Julie jumps up. I sigh.
“Iceland was different,” she says, poking her head into the cockpit entryway. “They did everything different. They wouldn’t have collapsed like we did.”
“Are Icelanders not human? What did they do so different?”
“While we were busy with Civil War Two, they were perfecting renewable energy, food production, pouring resources into education and culture—they weren’t collapsing, they were thriving.”
“So you’re a history buff. Then you know they were halfway underwater when we heard from them last.”
“Yeah, and they were building a sea wall!”
Nora quietly slips out of the crossfire, giving me an I tried shrug as she returns to her seat.
“You know Canada is exed,” Julie continues, picking up steam. “So is Mexico and probably South America. Think outside the hemisphere!”
Abram stands up and moves toward her. Julie backs out of the cockpit doorway, tensing into an uncertain defensive stance, but he brushes past her, steps into the bathroom, and starts urinating.
Julie folds her arms over her chest and glares at his back through the door. “Are we having a literal pissing contest right now?”
Abram lets out a weary sigh as he finishes up. “Listen, you beautiful sunbeam . . .” He steps out of the bathroom and flops down in the front row, looking up at her. “I’d love to believe there’s a beacon of civilization out there waiting for us to find it. But if there’s a beacon, why can’t we see it? Why doesn’t anyone know?”
“You think the last stable country in the world is going to advertise itself? And have all the fuckup countries coming around looking for a couch to crash on?”
Abram seems to consider this.
“They’re probably just waiting for the right time. Building up their resources, developing a plan.”
He nods abruptly and stands up. “Okay, sure. Iceland sounds good.”
Julie’s rebuttal freezes on her lips and she cocks her head, startled into silence.
“And Toronto’s on the way there,” he continues, pushing past her into the cockpit. “So if we don’t find what we need in Toronto, then we’ll talk about going abroad. Okay?”
He sounds so sincere that he must not be. But if his sincerity is sarcastic . . . is his sarcasm sincere? I wonder if he even knows.
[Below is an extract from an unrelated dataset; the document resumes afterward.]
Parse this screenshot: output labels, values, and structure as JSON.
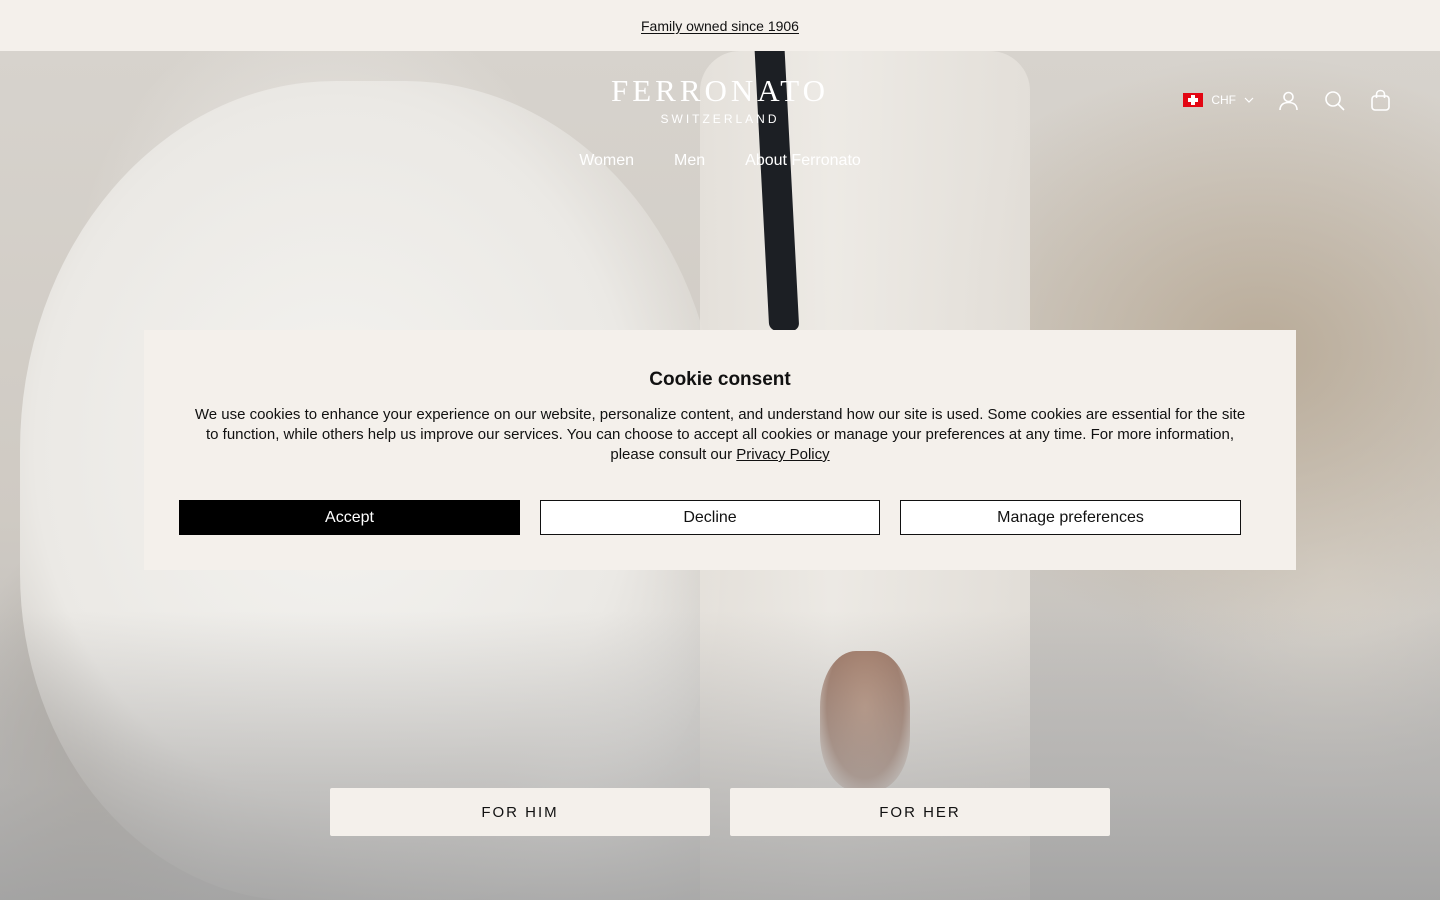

He returns to his seat and Julie returns to hers, looking off-balance.
“Hey!” M shouts toward the cockpit. “How much longer?” He’s still blinking sleep out of his eyes but already gripping his armrests.
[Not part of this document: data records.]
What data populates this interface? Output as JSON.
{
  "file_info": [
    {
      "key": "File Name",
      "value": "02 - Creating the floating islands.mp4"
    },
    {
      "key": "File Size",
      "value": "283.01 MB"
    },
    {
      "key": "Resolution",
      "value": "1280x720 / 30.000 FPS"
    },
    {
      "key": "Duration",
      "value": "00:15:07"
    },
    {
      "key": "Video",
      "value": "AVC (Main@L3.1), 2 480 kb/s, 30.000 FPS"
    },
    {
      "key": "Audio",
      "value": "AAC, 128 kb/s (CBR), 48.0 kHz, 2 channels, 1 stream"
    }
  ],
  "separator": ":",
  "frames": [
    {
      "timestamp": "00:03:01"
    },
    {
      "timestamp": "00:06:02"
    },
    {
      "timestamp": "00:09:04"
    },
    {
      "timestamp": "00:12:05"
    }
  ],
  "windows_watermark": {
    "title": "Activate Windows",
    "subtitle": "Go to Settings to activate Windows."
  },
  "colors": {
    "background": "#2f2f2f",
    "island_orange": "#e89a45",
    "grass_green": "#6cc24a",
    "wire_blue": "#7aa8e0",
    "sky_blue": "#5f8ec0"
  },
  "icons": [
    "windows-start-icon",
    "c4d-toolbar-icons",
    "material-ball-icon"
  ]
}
“Tomorrow,” Abram shouts back.
M grumbles a few curses, pressing deeper into his seat.
I squeeze Julie’s knee, another attempt at comfort, but she is lost in thought and doesn’t seem to notice my efforts. So I turn to the window.
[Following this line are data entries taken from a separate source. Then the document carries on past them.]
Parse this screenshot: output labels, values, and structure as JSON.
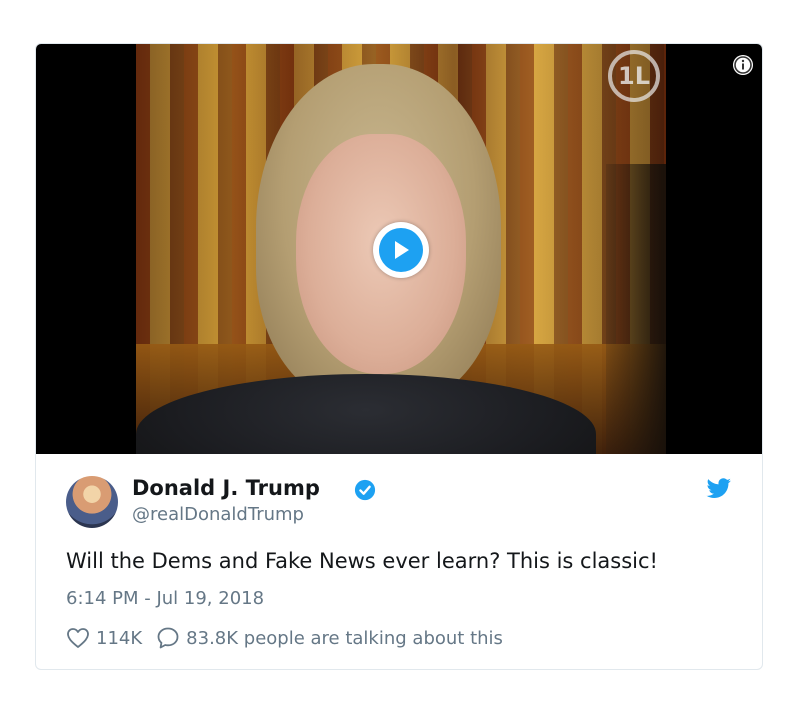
{
  "video": {
    "watermark_text": "1L",
    "play_icon": "play-icon",
    "info_icon": "info-icon"
  },
  "tweet": {
    "author_name": "Donald J. Trump",
    "handle": "@realDonaldTrump",
    "verified": true,
    "text": "Will the Dems and Fake News ever learn? This is classic!",
    "timestamp": "6:14 PM - Jul 19, 2018",
    "likes": "114K",
    "talking": "83.8K people are talking about this"
  },
  "colors": {
    "twitter_blue": "#1da1f2",
    "text_primary": "#14171a",
    "text_secondary": "#657786",
    "border": "#e1e8ed"
  }
}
The view is not what it should be. There should be lights down there. Even in remote lands there should be a few specks, then glittering lines and clusters, earthly constellations that finally converge into the ecstatic galaxy of a city, pulsing and boiling with life.
But there is nothing. The earth below is empty darkness. The only constellations are the ones above, old Leo and Cancer and Capricorn, and I find them less dear to me than the ones humanity built, these distant gods who want nothing to do with our fraught little lives. In all their smoke and noise and overheated drama, I miss cities.
The sun finally withdraws all traces of itself and the darkness is complete. I watch it roll by beneath us, an undifferentiated carpet of black, and then . . . light. A few glowing spots, then a few more, then a radiant pool bright enough to illuminate the surrounding hills. The lights form the shape of a city, but they are not streetlamps and windows. They are fires. Hundreds of buildings bathed in the distinctive white flames of Fire Church phosphorus.
“If you look to our left,” Abram says over the intercom, adopting the laconic mumble of a captain playing tour guide, “you’ll see some very sincere people looking for a better world.”
A bitter giggle escapes Nora’s throat. “These fuckers, on top of everything. Candles on the crazy-cake.”